Ciò non significa che le azioni social, i video e le manifestazioni che ne sono associati e a volte persino ne conseguono siano inutili. Possono essere utili, ma come tasselli all’interno di un cambiamento più ampio. Perché possono contribuire a scuotere le coscienze e a spingere verso modifiche normative. A tutela dei diritti civili. Ancora una volta, il soluzionismo tecnologico – l’idea che basti una certa tecnologia e il suo utilizzo per cambiare direttamente le cose – si mostra un modello superficiale.
Ed è importante che queste proteste siano arrivate in questo preciso momento storico, perché permettono di porsi le giuste domande e, forse, potrebbero segnare un forte rallentamento della deriva che dalle app sta portando ai braccialetti per il coronavirus e, in alcuni casi (vedi Singapore, India) ai robot o droni utilizzati per controllare i cittadini.

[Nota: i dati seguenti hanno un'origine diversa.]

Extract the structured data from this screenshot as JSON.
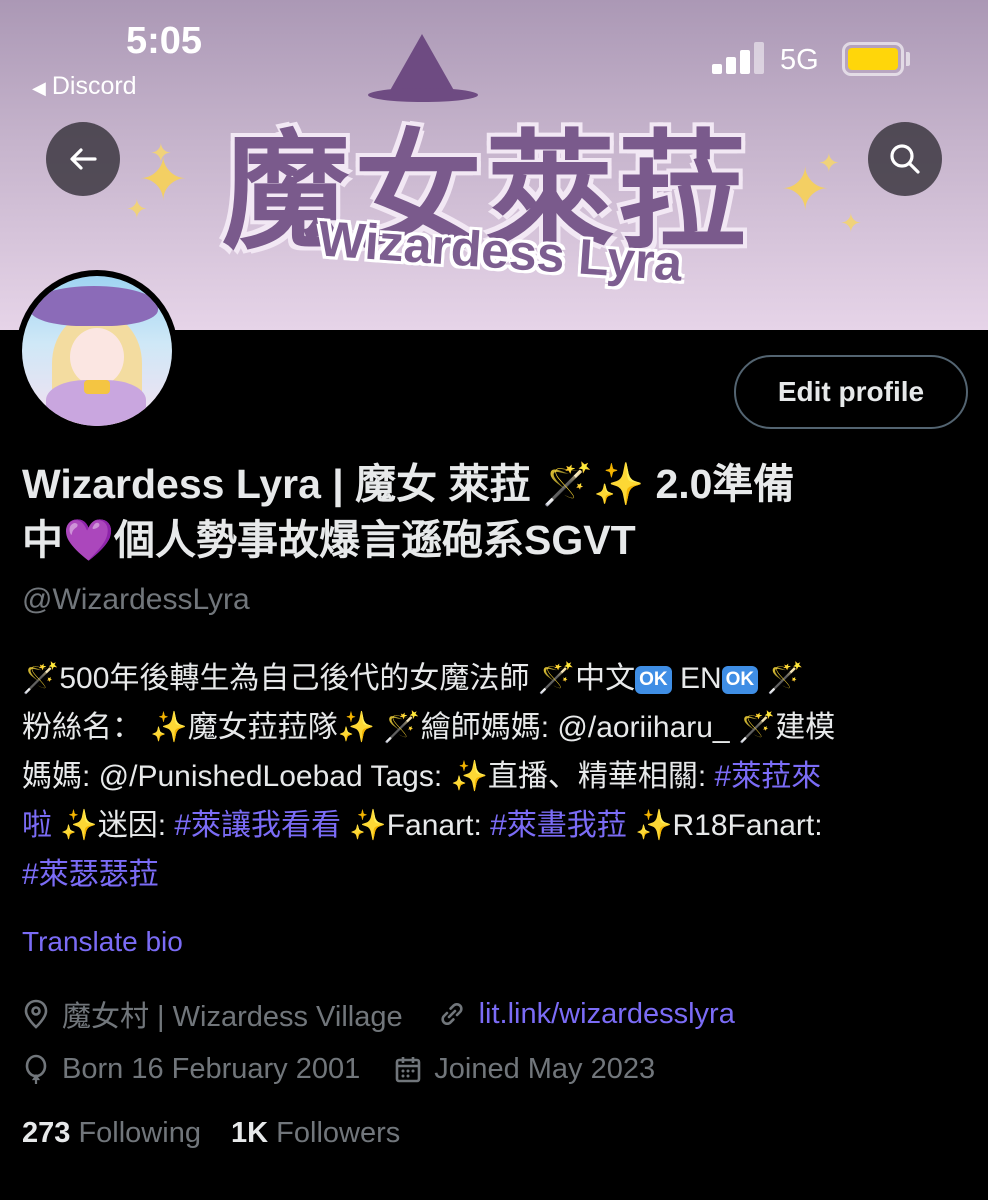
{
  "status_bar": {
    "time": "5:05",
    "back_app": "Discord",
    "network": "5G",
    "battery_color": "#ffd60a"
  },
  "banner": {
    "title_cjk": "魔女萊菈",
    "title_en": "Wizardess Lyra",
    "back_icon": "arrow-left-icon",
    "search_icon": "search-icon"
  },
  "profile": {
    "edit_button": "Edit profile",
    "name_line1": "Wizardess Lyra | 魔女 萊菈 🪄✨ 2.0準備",
    "name_line2": "中💜個人勢事故爆言遜砲系SGVT",
    "handle": "@WizardessLyra",
    "bio": {
      "line1_a": "🪄500年後轉生為自己後代的女魔法師 🪄中文",
      "ok1": "OK",
      "line1_b": " EN",
      "ok2": "OK",
      "line1_c": " 🪄",
      "line2": "粉絲名： ✨魔女菈菈隊✨ 🪄繪師媽媽: @/aoriiharu_ 🪄建模",
      "line3_a": "媽媽: @/PunishedLoebad Tags: ✨直播、精華相關: ",
      "line3_tag": "#萊菈來",
      "line4_tag_end": "啦",
      "line4_a": " ✨迷因: ",
      "line4_tag2": "#萊讓我看看",
      "line4_b": " ✨Fanart: ",
      "line4_tag3": "#萊畫我菈",
      "line4_c": " ✨R18Fanart:",
      "line5_tag": "#萊瑟瑟菈"
    },
    "translate": "Translate bio",
    "location": "魔女村 | Wizardess Village",
    "website": "lit.link/wizardesslyra",
    "birth": "Born 16 February 2001",
    "joined": "Joined May 2023",
    "following_count": "273",
    "following_label": "Following",
    "followers_count": "1K",
    "followers_label": "Followers",
    "accent_color": "#7b6cf6"
  }
}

Spesso quando si parla di privacy e data protection, le persone tendono a non percepire la reale importanza dei dati. In quei casi spiego che, se utilizzati in maniera impropria potrebbero portare ad una forte limitazione dei diritti, ma le persone la vedono come una probabilità molto astratta, lontana dalle loro vite.
Manifestazioni come quelle americane hanno quindi, tra l’altro, il pregio di far concretizzare davanti agli occhi di tutti i peggiori scenari di controllo e di violazione della privacy, rendendo così innegabile l’importanza della riservatezza anche ai giorni d’oggi.